Rekordzista, pociąg "Kościuszko"relacji Warszawa-Kraków spóźnił się 6 i pół godziny.
Opóźnienia były spowodowane zerwaniem trakcji na Centralnej Magistrali Kolejowej w okolicach Skarżyska-Kamiennej. Jak powiedział w rozmowie z Radiem Kraków rzecznik PKP PLK Mirosław Siemieniec, awarię udało się usunąć wczesnym popołudniem. Mimo tego, do późnych godzin wieczornych, kilka składów nadal miało poważne opóźnienia.
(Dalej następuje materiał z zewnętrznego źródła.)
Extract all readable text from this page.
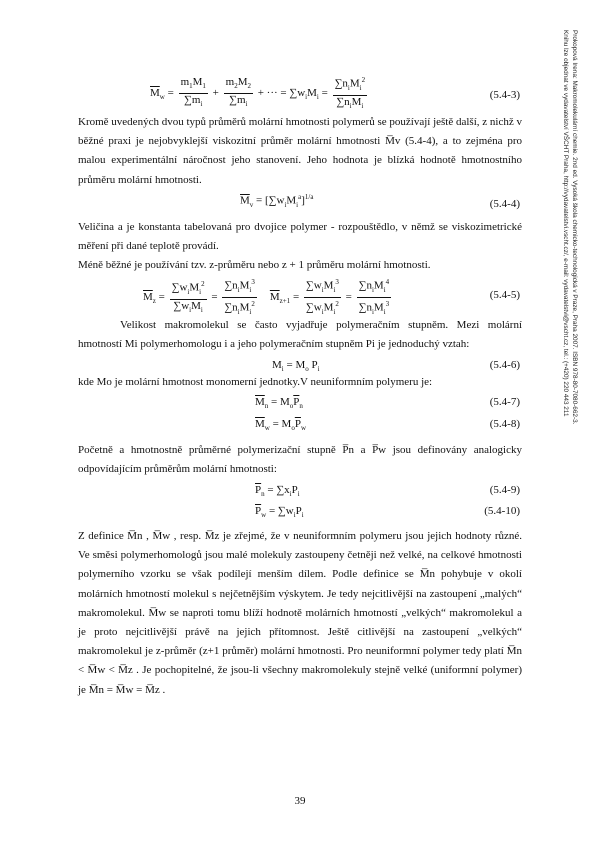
Prokopová Irena: Makromolekulární chemie. 2nd ed. Vysoká škola chemicko-technologická v Praze, Praha 2007. ISBN 978-80-7080-662-3.
Knihu lze objednat ve vydavatelství VŠCHT Praha, http://vydavatelstvi.vscht.cz/, e-mail: vydavatelstvi@vscht.cz, tel.: (+420) 220 443 211
$\overline{M}_w = \frac{m_1M_1}{\sum m_i} + \frac{m_2M_2}{\sum m_i}$ + ··· = $\sum w_iM_i = \frac{\sum n_iM_i^2}{\sum n_iM_i}$	(5.4-3)

Kromě uvedených dvou typů průměrů molární hmotnosti polymerů se používají ještě další, z nichž v běžné praxi je nejobvyklejší viskozitní průměr molární hmotnosti M̅v (5.4-4), a to zejména pro malou experimentální náročnost jeho stanovení. Jeho hodnota je blízká hodnotě hmotnostního průměru molární hmotnosti.

$\overline{M}_v = [\sum w_iM_i^a]^{1/a}$
(5.4-4)

Veličina a je konstanta tabelovaná pro dvojice polymer - rozpouštědlo, v němž se viskozimetrické měření při dané teplotě provádí.

Méně běžné je používání tzv. z-průměru nebo z + 1 průměru molární hmotnosti.
$\overline{M}_z = \frac{\sum w_iM_i^2}{\sum w_iM_i} = \frac{\sum n_iM_i^3}{\sum n_iM_i^2} \overline{M}_{z+1} = \frac{\sum w_iM_i^3}{\sum w_iM_i^2} = \frac{\sum n_iM_i^4}{\sum n_iM_i^3}$	(5.4-5)

Velikost makromolekul se často vyjadřuje polymeračním stupněm. Mezi molární hmotností Mi polymerhomologu i a jeho polymeračním stupněm Pi je jednoduchý vztah:

$M_i = M_o$ $P_i$	(5.4-6)
kde Mo je molární hmotnost monomerní jednotky.V neuniformním polymeru je:
$\overline{M}_n = M_o\overline{P}_n$	(5.4-7)
$\overline{M}_w = M_o\overline{P}_w$	(5.4-8)

Početně a hmotnostně průměrné polymerizační stupně P̅n a P̅w jsou definovány analogicky odpovídajícím průměrům molární hmotnosti:

$\overline{P}_n = \sum x_iP_i$	(5.4-9)
$\overline{P}_w = \sum w_iP_i$	(5.4-10)

Z definice M̅n , M̅w , resp. M̅z je zřejmé, že v neuniformním polymeru jsou jejich hodnoty různé. Ve směsi polymerhomologů jsou malé molekuly zastoupeny četněji než velké, na celkové hmotnosti polymerního vzorku se však podílejí menším dílem. Podle definice se M̅n pohybuje v okolí molárních hmotností molekul s nejčetnějším výskytem. Je tedy nejcitlivější na zastoupení „malých“ makromolekul. M̅w se naproti tomu blíží hodnotě molárních hmotností „velkých“ makromolekul a je proto nejcitlivější právě na jejich přítomnost. Ještě citlivější na zastoupení „velkých“ makromolekul je z-průměr (z+1 průměr) molární hmotnosti. Pro neuniformní polymer tedy platí M̅n < M̅w < M̅z . Je pochopitelné, že jsou-li všechny makromolekuly stejně velké (uniformní polymer) je M̅n = M̅w = M̅z .

39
PKP Intercity zwróci połowę ceny biletu
Zuzanna Szopowska z PKP Intercity zapewnia, że pasażerowie opóźnionych pociągów na bieżąco informowani byli o sytuacji. W pociągach rozdawano herbatę i kanapki.
Pasażerowie mogą się teraz ubiegać o zwrot części kosztów przejazdu. - Oczywiście obowiązuje tutaj procedura reklamacyjna. Przy spóźnieniu wynoszącym co najmniej dwie godziny zwracamy połowę ceny biletu - zapewnia rzeczniczka PKP Intercity.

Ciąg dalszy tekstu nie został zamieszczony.